Robert Wood Johnson Medical School
Department of Radiation Oncology
The Cancer Institute of NJ, Room 4562
195 Little Albany Street
New Brunswick, NJ 08901
DNA repair, cell cycle checkpoints, oxidative stress, breast cancer, Fanconi anemia
The DNA damage response and oxidative stress response are critical cellular mechanisms that prevent the accumulation of mutations which leads to cancer, ageing and other diseases. BRCA1 and BRCA2 are important tumor suppressor proteins playing key roles in homologous recombination (HR), DNA double strand break repair (DSBR), cell cycle checkpoints, transcriptional regulation and, in case of BRCA1, oxidative stress protection. Monoallelic germline mutations in either gene predispose female carriers to breast and ovarian cancer, and such mutations in BRCA2 also increase the risk of pancreatic, male breast and prostate cancers. In addition, biallelic germline mutations in BRCA2 cause severe Fanconi anemia (FA), a rare cancer susceptibility syndrome affecting children.

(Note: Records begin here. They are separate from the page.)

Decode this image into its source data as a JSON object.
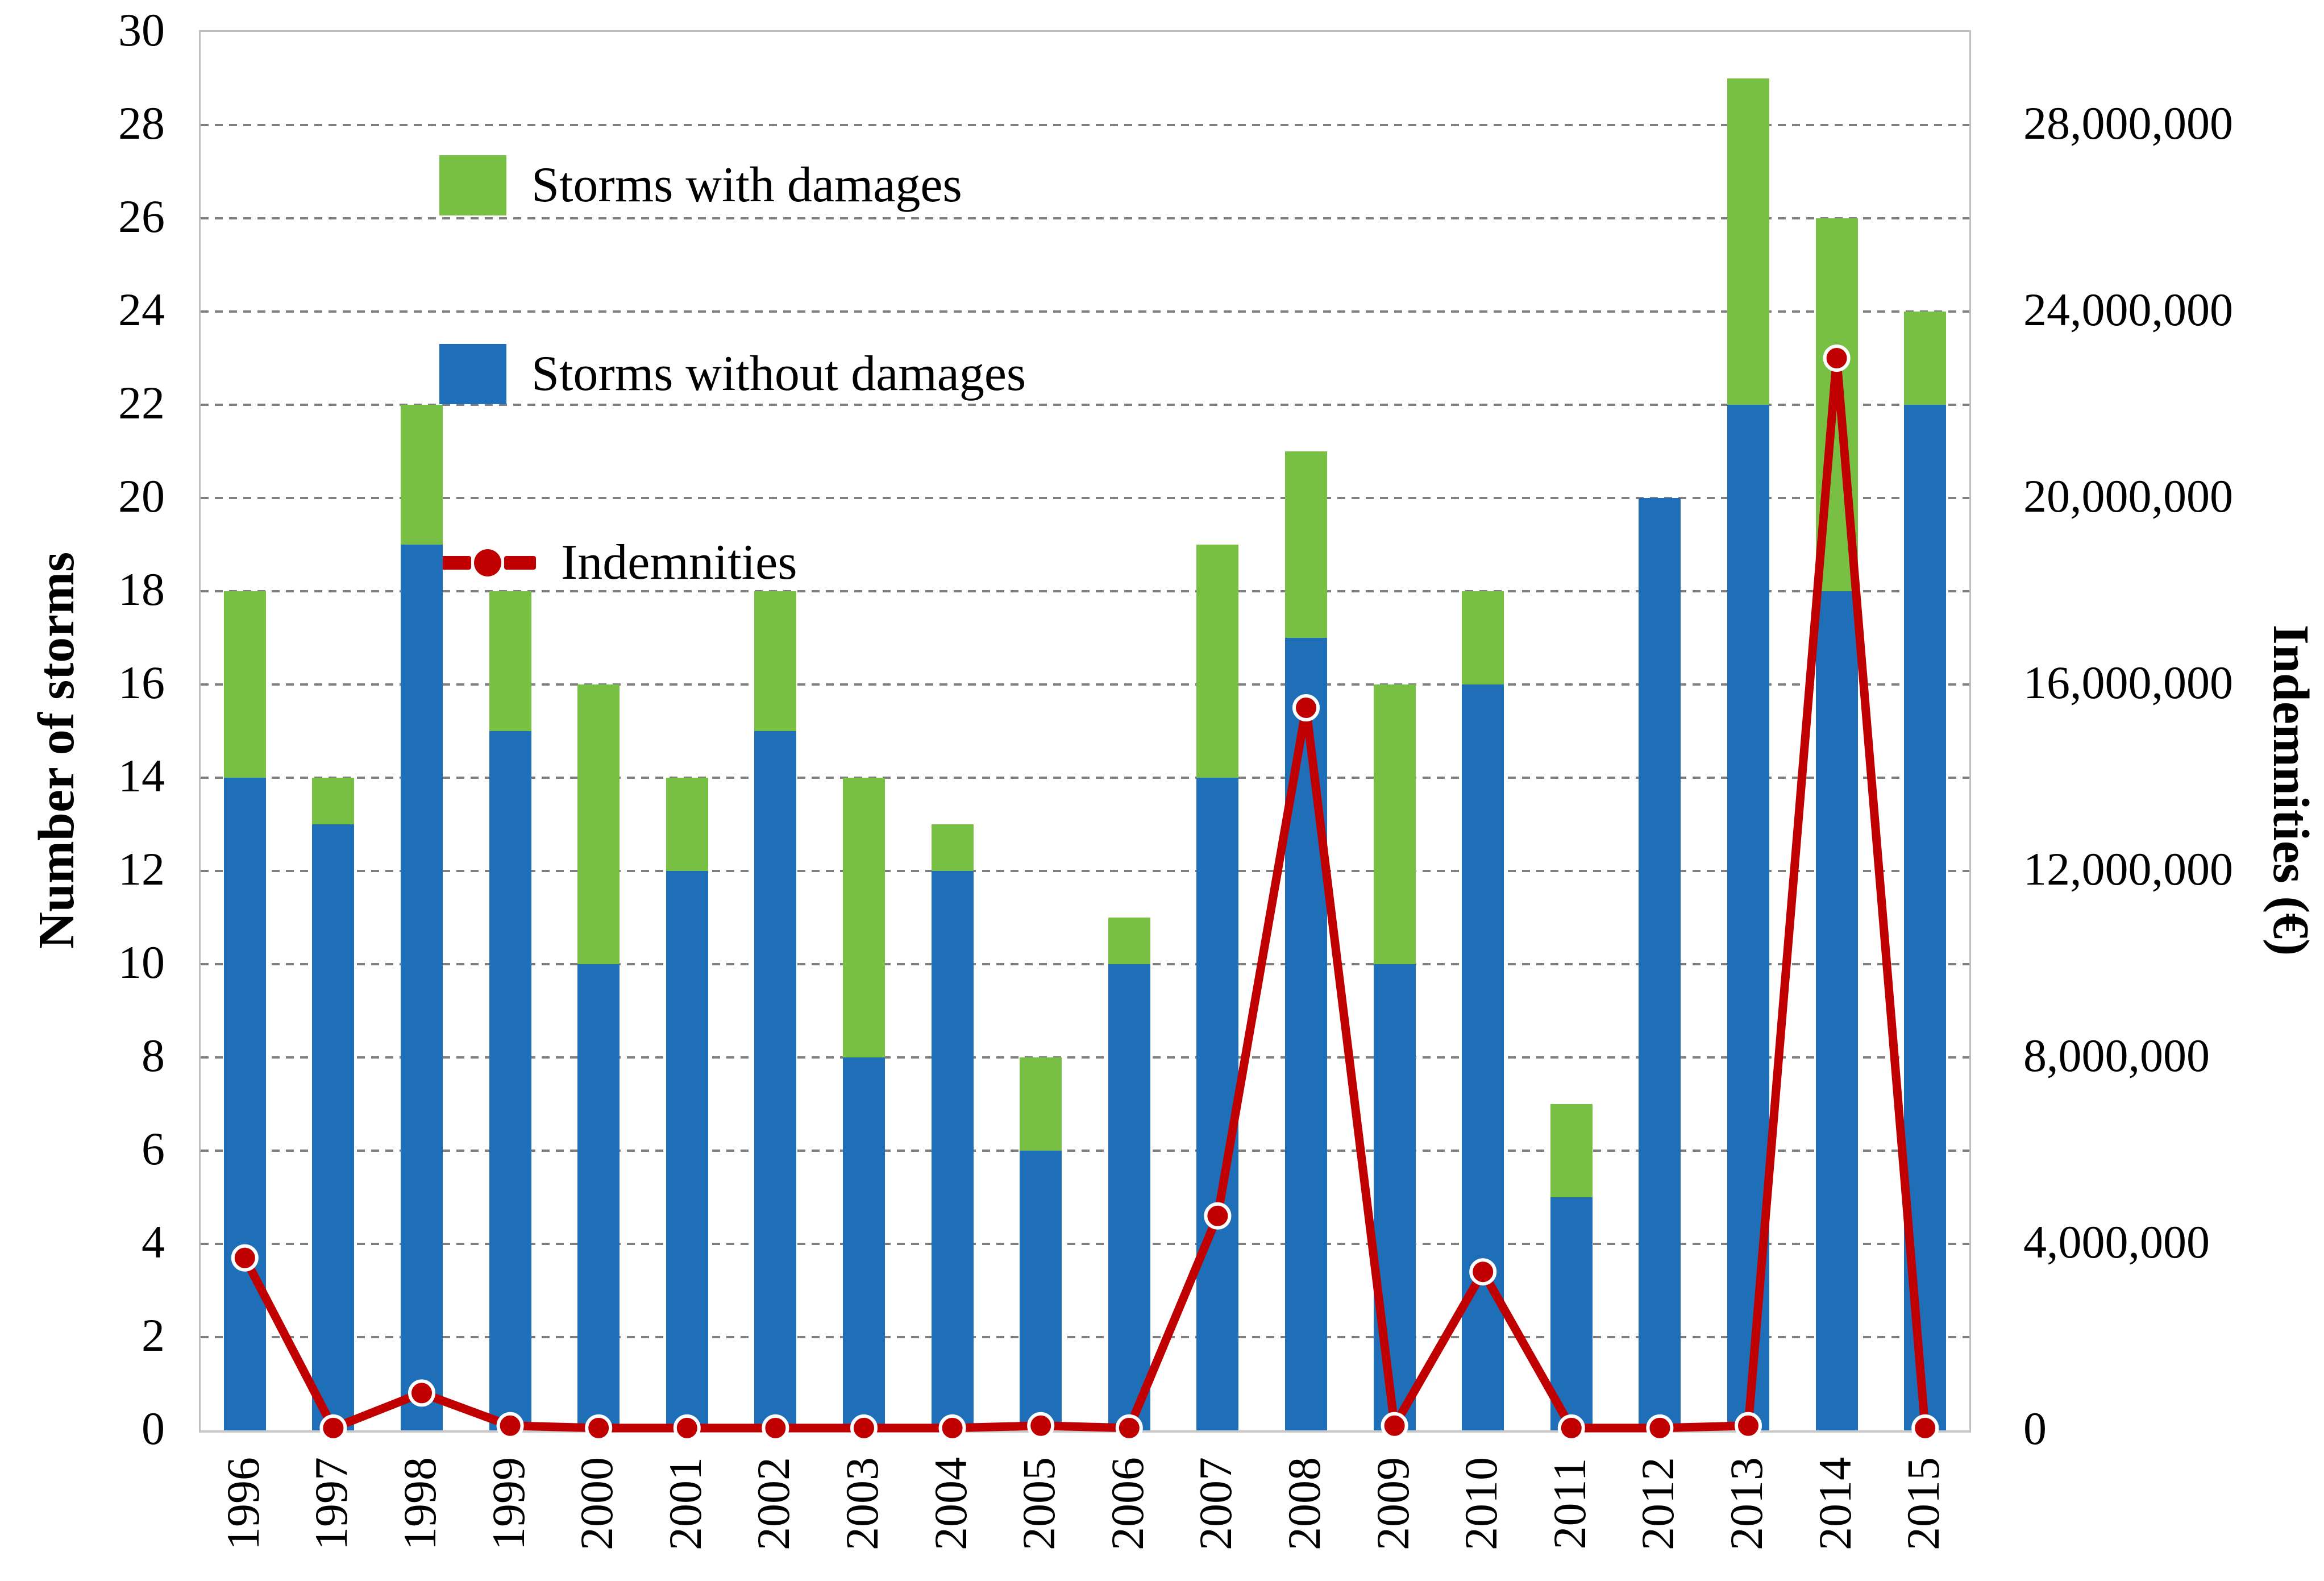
{
  "chart_data": {
    "type": "bar",
    "subtype": "stacked-bars-with-line",
    "title": "",
    "categories": [
      "1996",
      "1997",
      "1998",
      "1999",
      "2000",
      "2001",
      "2002",
      "2003",
      "2004",
      "2005",
      "2006",
      "2007",
      "2008",
      "2009",
      "2010",
      "2011",
      "2012",
      "2013",
      "2014",
      "2015"
    ],
    "series": [
      {
        "name": "Storms with damages",
        "type": "bar",
        "stack": "top",
        "color": "#77C043",
        "values": [
          4,
          1,
          3,
          3,
          6,
          2,
          3,
          6,
          1,
          2,
          1,
          5,
          4,
          6,
          2,
          2,
          0,
          7,
          8,
          2
        ]
      },
      {
        "name": "Storms without damages",
        "type": "bar",
        "stack": "bottom",
        "color": "#1F6FB8",
        "values": [
          14,
          13,
          19,
          15,
          10,
          12,
          15,
          8,
          12,
          6,
          10,
          14,
          17,
          10,
          16,
          5,
          20,
          22,
          18,
          22
        ]
      },
      {
        "name": "Indemnities",
        "type": "line",
        "axis": "right",
        "color": "#C00000",
        "marker_stroke": "#FFFFFF",
        "values": [
          3700000,
          50000,
          800000,
          100000,
          50000,
          50000,
          50000,
          50000,
          50000,
          100000,
          50000,
          4600000,
          15500000,
          100000,
          3400000,
          50000,
          50000,
          100000,
          23000000,
          50000
        ]
      }
    ],
    "stack_totals": [
      18,
      14,
      22,
      18,
      16,
      14,
      18,
      14,
      13,
      8,
      11,
      19,
      21,
      16,
      18,
      7,
      20,
      29,
      26,
      24
    ],
    "ylabel": "Number of storms",
    "y2label": "Indemnities (€)",
    "ylim": [
      0,
      30
    ],
    "ytick_step": 2,
    "y2lim": [
      0,
      30000000
    ],
    "y2tick_step": 4000000,
    "y2tick_max_label": 28000000,
    "grid": "horizontal-dashed",
    "gridline_color": "#7F7F7F",
    "legend_position": "top-left-inside",
    "axis_text_color": "#000000"
  }
}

In 2006, we reported the discovery of PALB2 as a major BRCA2 binding partner critical for its DNA repair and tumor suppression functions. Subsequently, we and others found a number of PALB2 mutations in familial breast cancer and FA patients, establishing PALB2 as a breast cancer tumor suppressor and a Fanconi anemia (FA) protein in its own right. To date, mutations in PALB2, albeit rare, have been found in cancer families in much of the world. Intriguingly, more recent work from our laboratory and others’ have further demonstrated that PALB2 also directly interacts with BRCA1 and links BRCA1 and BRCA2 in the HR-DSBR pathway. Finally, we also found that PALB2 participates in oxidative stress regulation by direct binding to KEAP1, a key sensor of oxidative stress and a powerful regulator of the master anti-oxidant transcriptional factor NRF2.
Currently, our laboratory is pursuing the following research themes: 1) biochemical purification of the BRCA1/PALB2/BRCA2 protein complexes aiming to identify new players and further mapping of the protein-protein interactions in this BRCA tumor suppression network; 2) structure-function analyses and mechanistic studies of BRCA1, BRCA2, PALB2, KEAP1 and NRF2 in DNA repair, cell cycle regulation and oxidative stress response; 3) Palb2 and Brca1/2 conditional knockout and Palb2 knockin mouse models; and 4) Functional characterization of clinically relevant BRCA1, BRCA2 and PALB2 mutations. Through these studies, we aim to discover the link(s) between the molecular actions of these proteins in above cellular processes and their abilities to suppress tumorigenesis, and hopefully contribute to the clinical management and treatment of the above-mentioned diseases.